The aim was to come up with "a final proposal" to present to Athens, according to German daily Die Welt.

But Merkel's office said after the meeting only that the quintet agreed to work together "intensely" in the coming days and would stay in "close contact".

"These discussions are starting to bear fruit," said an optimistic Moscovici.

"There is a solid basis to progress but we're not there yet" and "there are efforts to be made on both sides to get there," he admitted.

He stressed that he "ardently wanted Greece to stay in the eurozone" but that "time was pressing."

The country faces a key deadline on Friday when it is due to repay 300 million euros to the IMF. There are fears Greece does not have the necessary funds and will default, possibly setting off a chain of events that could end with a messy exit from the euro.

Die Welt, citing sources close to the talks, said they began at 1930 GMT and Greek Prime Minister Alexis Tsipras was in Athens "awaiting a phone call from the troika" of the EU, IMF and ECB.

According to a diplomatic source, the group did not telephone the Greek premier during the meeting.

Greece remains locked in tough negotiations with international creditors in a bid to release €7.2 billion in remaining bailout funds.

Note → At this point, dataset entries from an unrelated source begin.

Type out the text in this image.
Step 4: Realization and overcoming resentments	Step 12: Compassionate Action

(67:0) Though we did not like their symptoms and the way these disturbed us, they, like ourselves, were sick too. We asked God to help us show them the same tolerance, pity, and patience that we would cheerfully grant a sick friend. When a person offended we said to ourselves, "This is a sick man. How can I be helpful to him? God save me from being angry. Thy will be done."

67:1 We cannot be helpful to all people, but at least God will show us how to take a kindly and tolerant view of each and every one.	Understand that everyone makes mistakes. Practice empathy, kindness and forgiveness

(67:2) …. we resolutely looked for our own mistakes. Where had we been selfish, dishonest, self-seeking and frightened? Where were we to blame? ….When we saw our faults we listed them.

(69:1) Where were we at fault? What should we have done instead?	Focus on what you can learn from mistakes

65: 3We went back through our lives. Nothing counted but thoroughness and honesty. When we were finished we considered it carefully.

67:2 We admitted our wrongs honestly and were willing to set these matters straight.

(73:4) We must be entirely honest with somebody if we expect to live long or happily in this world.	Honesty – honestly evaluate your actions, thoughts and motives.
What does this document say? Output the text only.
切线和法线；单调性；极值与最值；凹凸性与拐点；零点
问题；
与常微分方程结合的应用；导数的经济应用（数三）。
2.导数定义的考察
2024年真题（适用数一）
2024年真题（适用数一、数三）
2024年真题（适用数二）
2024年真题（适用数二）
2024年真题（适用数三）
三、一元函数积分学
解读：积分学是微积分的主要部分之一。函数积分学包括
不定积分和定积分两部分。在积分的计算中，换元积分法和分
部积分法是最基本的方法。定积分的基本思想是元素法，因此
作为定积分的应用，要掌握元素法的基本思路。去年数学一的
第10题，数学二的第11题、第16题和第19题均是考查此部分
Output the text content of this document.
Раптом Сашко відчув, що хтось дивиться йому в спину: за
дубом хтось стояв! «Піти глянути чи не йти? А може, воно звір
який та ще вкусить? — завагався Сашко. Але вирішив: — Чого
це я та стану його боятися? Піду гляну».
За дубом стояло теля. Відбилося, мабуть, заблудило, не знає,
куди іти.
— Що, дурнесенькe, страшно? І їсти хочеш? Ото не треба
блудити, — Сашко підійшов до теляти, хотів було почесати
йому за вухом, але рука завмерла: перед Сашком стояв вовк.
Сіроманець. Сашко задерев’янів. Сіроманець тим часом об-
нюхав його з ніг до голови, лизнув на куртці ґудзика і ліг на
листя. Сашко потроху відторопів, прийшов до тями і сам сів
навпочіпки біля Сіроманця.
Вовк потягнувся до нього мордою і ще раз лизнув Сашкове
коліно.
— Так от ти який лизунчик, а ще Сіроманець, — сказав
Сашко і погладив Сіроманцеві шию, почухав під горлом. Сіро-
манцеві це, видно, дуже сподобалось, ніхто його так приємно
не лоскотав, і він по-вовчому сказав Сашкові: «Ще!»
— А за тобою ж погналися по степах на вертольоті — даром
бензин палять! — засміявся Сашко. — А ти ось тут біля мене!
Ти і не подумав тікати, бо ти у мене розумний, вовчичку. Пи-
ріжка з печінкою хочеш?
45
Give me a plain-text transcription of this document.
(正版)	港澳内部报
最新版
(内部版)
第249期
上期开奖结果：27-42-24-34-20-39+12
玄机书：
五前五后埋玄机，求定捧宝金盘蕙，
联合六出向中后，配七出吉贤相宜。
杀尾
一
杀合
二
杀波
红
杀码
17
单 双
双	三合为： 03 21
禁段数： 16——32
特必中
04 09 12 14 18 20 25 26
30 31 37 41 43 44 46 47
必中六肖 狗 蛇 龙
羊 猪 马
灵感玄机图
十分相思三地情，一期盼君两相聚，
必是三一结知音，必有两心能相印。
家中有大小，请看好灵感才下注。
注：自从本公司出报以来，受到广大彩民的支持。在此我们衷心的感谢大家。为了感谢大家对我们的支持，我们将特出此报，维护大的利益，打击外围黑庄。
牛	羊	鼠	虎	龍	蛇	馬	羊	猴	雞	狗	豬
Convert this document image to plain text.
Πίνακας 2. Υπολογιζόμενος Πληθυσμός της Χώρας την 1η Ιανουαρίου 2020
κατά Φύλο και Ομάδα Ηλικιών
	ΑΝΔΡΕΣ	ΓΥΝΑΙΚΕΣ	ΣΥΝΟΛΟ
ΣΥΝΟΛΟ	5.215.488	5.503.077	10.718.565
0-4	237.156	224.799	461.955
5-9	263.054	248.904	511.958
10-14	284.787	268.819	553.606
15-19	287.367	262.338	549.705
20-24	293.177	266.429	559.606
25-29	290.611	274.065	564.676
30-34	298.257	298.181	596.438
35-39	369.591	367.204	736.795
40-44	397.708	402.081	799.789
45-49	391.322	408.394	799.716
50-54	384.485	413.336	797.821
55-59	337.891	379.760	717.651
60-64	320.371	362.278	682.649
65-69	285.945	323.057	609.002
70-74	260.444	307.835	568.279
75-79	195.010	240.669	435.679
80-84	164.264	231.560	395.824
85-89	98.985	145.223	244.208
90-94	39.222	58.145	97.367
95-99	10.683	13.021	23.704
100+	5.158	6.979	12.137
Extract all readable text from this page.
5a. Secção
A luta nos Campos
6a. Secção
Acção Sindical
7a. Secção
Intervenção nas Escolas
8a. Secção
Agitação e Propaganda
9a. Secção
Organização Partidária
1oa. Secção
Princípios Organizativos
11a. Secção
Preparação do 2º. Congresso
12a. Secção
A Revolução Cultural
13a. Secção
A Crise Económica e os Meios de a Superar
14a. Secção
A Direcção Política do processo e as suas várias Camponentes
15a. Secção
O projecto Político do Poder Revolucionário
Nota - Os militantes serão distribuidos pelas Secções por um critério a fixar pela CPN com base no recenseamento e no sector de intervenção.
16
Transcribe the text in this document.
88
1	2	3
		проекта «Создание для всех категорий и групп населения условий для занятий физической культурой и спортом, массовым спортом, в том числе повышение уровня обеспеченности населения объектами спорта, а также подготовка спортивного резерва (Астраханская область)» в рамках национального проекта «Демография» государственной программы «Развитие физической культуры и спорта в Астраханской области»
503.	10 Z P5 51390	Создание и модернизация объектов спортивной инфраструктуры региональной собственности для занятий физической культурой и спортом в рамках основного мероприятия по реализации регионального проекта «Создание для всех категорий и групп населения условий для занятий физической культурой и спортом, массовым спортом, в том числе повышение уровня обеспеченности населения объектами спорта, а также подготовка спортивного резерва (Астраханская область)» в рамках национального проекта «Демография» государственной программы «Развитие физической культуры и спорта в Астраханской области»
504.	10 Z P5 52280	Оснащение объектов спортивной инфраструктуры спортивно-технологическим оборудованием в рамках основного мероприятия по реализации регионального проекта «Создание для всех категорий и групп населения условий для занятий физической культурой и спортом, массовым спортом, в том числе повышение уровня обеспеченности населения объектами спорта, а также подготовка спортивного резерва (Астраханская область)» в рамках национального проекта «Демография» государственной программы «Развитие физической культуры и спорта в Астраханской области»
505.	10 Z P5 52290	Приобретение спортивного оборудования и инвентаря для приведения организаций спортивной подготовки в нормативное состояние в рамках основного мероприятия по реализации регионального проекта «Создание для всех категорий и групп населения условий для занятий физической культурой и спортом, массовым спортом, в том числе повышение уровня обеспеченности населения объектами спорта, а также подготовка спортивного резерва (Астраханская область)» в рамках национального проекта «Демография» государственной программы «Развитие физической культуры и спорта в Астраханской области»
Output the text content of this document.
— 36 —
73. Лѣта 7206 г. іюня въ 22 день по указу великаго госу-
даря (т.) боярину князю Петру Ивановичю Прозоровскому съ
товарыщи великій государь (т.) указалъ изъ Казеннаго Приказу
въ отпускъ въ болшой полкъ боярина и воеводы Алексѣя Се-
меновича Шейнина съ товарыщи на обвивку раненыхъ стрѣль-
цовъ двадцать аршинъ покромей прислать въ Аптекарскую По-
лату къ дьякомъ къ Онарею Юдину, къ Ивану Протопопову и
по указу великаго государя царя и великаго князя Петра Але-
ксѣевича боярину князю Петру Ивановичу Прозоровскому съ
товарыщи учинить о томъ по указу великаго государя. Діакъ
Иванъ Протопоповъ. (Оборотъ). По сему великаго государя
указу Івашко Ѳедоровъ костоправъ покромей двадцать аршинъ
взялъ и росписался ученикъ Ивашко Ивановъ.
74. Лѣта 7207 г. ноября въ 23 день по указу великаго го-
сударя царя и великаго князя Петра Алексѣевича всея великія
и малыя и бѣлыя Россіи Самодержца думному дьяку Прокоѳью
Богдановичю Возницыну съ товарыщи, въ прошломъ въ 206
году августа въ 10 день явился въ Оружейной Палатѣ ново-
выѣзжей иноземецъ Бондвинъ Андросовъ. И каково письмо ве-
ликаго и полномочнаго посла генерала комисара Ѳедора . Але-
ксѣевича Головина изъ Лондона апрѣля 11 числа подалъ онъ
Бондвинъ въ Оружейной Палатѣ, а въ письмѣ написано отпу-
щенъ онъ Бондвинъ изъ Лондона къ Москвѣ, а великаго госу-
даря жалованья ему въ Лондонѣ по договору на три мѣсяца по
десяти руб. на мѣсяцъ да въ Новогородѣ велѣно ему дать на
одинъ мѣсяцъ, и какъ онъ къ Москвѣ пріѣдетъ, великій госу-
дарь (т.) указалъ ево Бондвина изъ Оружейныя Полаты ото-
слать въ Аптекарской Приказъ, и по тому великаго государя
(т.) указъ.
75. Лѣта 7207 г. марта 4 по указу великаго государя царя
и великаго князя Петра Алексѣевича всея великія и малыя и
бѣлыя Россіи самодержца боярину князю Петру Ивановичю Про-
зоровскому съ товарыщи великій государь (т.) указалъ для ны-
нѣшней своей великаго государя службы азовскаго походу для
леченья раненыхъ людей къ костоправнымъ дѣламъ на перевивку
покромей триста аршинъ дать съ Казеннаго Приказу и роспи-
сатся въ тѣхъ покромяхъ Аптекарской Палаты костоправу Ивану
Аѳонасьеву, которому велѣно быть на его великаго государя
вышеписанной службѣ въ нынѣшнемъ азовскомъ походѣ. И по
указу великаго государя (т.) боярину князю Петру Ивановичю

A deal has so far proved elusive as its creditors in Europe and the IMF push for greater reforms in return for the cash, which Greece's anti-austerity government has refused to match.

'Absurd proposals'

Merkel, Hollande and Juncker met for scheduled talks earlier Monday but the evening arrivals of Lagarde and Draghi came as a surprise.

They are in Germany for G7 meetings this week, at which the Greek crisis is featuring prominently. The United States and Japan have pressed Europe to resolve the crisis for the global economy's sake.

The impromptu gathering followed a phone conference Sunday between Merkel, Hollande, Juncker and Tsipras, which Merkel's spokeswoman described as "constructive".

But in a column published by French newspaper Le Monde on Sunday, Tsipras said his government was not to blame for the impasse.

"It is due to the insistence of certain institutional actors on submitting absurd proposals and displaying a total indifference to the recent democratic choice of the Greek people," he wrote.

Lagarde caused a stir last week by citing the "potential" of Greece leaving the 19-nation eurozone but ahead of the Berlin meeting, Juncker stressed that a "Grexit" would be bad for the entire bloc.

"I don't share this idea that we'd have fewer concerns and constraints if Greece gave up the euro," he told the Sueddeutsche Zeitung.

Tsipras said his government has made concessions, including agreeing to implement a series of privatisations it had previously opposed.

It has also agreed to reform its value-added tax system as well as the pension system.

Rather than imposing further austerity that has so far only served to drive Greece into a deeper recession, he said his government has also submitted proposals to raise revenues.

Tsipras warned that Europe was at a crossroads, and could choose between a strategy of greater integration or one of division.

Those seeking the second strategy are simply seeking to inflict harsh punishment and mandatory austerity, with "Greece being the first victim", he said.

"To some, this represents a golden opportunity to make an example out of Greece for other countries that might be thinking of not following this new line of discipline," he wrote.

"Which strategy will prevail? The one that calls for a Europe of solidarity, equality and democracy, or the one that calls for rupture and division?"